Il les mena dans une pièce aux lumières tamisées. Un renfoncement abritait une machine à café italienne. Une grande table en acajou occupait la quasi-totalité de l'espace sur laquelle avaient été disposés des dossiers identifiés par des étiquettes.

« Je vous en prie, prenez place. Je peux vous offrir un café ?

— Volontiers, répondit l’écrivain.

— Je voulais introduire cette session de travail tout d’abord en m’excusant. Mon discours d’hier a certainement dû vous dérouter. Ma famille tient à ce que votre intervention préserve l’intégrité de Battaglini ainsi que le crédit que nous portent les habitués de notre enseigne. Business is business, comme on dit.

— Nous comprenons. » répondit-il du tac au tac.

Il voulait éviter les palabres interminables et espérait que Mr Calabra leur permette d’avancer.

« Très bien, nous pouvons commencer. Comme vous le constater, nous avons constitué ces dossiers, ma femme et moi, ce matin à la première heure. Habituellement, ces éléments sont à l’abri dans un coffre-fort. Enfin, ici, vous n’avez que des reproductions. Nous vous permettons d’en prendre connaissance aujourd’hui car nous pensons que la place de l'œuvre de Sergio Battaglini pourrait être valorisée. Il est injustement passé à la trappe alors que cet artiste a tenté de peindre avec des outils peu habituels et des manières de faire peu usitées à l’époque. Dans ces années-là, les écoles de peinture n'autorisaient que peu de prouesses, même pour les plus talentueux. Bref, je ne vais pas vous faire attendre plus longtemps. »

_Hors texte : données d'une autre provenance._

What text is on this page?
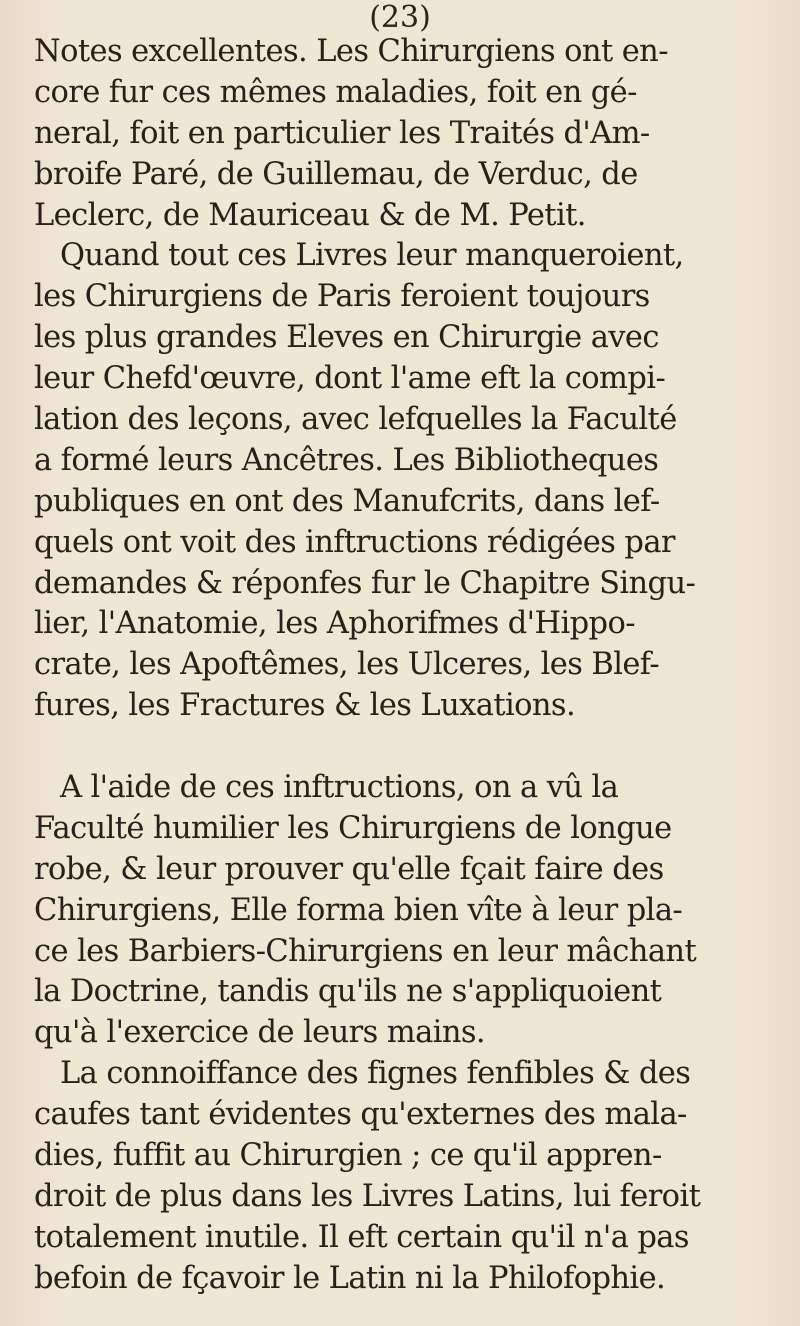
(23)
Notes excellentes. Les Chirurgiens ont en-
core fur ces mêmes maladies, foit en gé-
neral, foit en particulier les Traités d'Am-
broife Paré, de Guillemau, de Verduc, de
Leclerc, de Mauriceau & de M. Petit.
Quand tout ces Livres leur manqueroient,
les Chirurgiens de Paris feroient toujours
les plus grandes Eleves en Chirurgie avec
leur Chefd'œuvre, dont l'ame eft la compi-
lation des leçons, avec lefquelles la Faculté
a formé leurs Ancêtres. Les Bibliotheques
publiques en ont des Manufcrits, dans lef-
quels ont voit des inftructions rédigées par
demandes & réponfes fur le Chapitre Singu-
lier, l'Anatomie, les Aphorifmes d'Hippo-
crate, les Apoftêmes, les Ulceres, les Blef-
fures, les Fractures & les Luxations.
A l'aide de ces inftructions, on a vû la
Faculté humilier les Chirurgiens de longue
robe, & leur prouver qu'elle fçait faire des
Chirurgiens, Elle forma bien vîte à leur pla-
ce les Barbiers-Chirurgiens en leur mâchant
la Doctrine, tandis qu'ils ne s'appliquoient
qu'à l'exercice de leurs mains.
La connoiffance des fignes fenfibles & des
caufes tant évidentes qu'externes des mala-
dies, fuffit au Chirurgien ; ce qu'il appren-
droit de plus dans les Livres Latins, lui feroit
totalement inutile. Il eft certain qu'il n'a pas
befoin de fçavoir le Latin ni la Philofophie.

Il était resté debout, dans une position hiératique. Il se déplaçait le long de la table et posait une main au fur et à mesure qu’il évoquait le contenu des dossiers.

« Nous avons placé ces éléments à dessein, dans l’ordre qu’il convient pour les lire et comprendre les pièces du puzzle manquants, comme vous dites, Mr Joly. Ce dossier-là comporte des lettres échangées entre le peintre et son mécène. »

Jennifer le coupa :

« En fait, nous avons déjà consulté les échanges épistolaires conservés par la Maison Rossi entre Battaglini et Giovanni. Donc ce que vous dites, c'est que nous n’en aurions lu qu’une partie ?

— C’est cela même. Ces écrits ont jalousement été gardés dans la famille.

— Hé bien, visiblement, d’après vos dires, j’ai l’impression que nous ne regretterons pas notre déplacement. » intervint la reporter.

Calabra acquiesca et poursuivit :

« Le deuxième dossier contient le titre de propriété de la maison dans laquelle Battaglini a peint. Ce troisième, les documents liés à la naissance du peintre. »

Mr Calabra marqua une pause, s’éclaircit la voix avant de continuer :

« Attendez-vous à reconsidérer vos connaissances, parcellaires à ce jour. En bonus, ce quatrième dossier contient l’arbre généalogique de la famille.

— Très bien. Jennifer, mettons-nous à l'œuvre. Mr Calabra, remerciez votre secrétaire pour nous. »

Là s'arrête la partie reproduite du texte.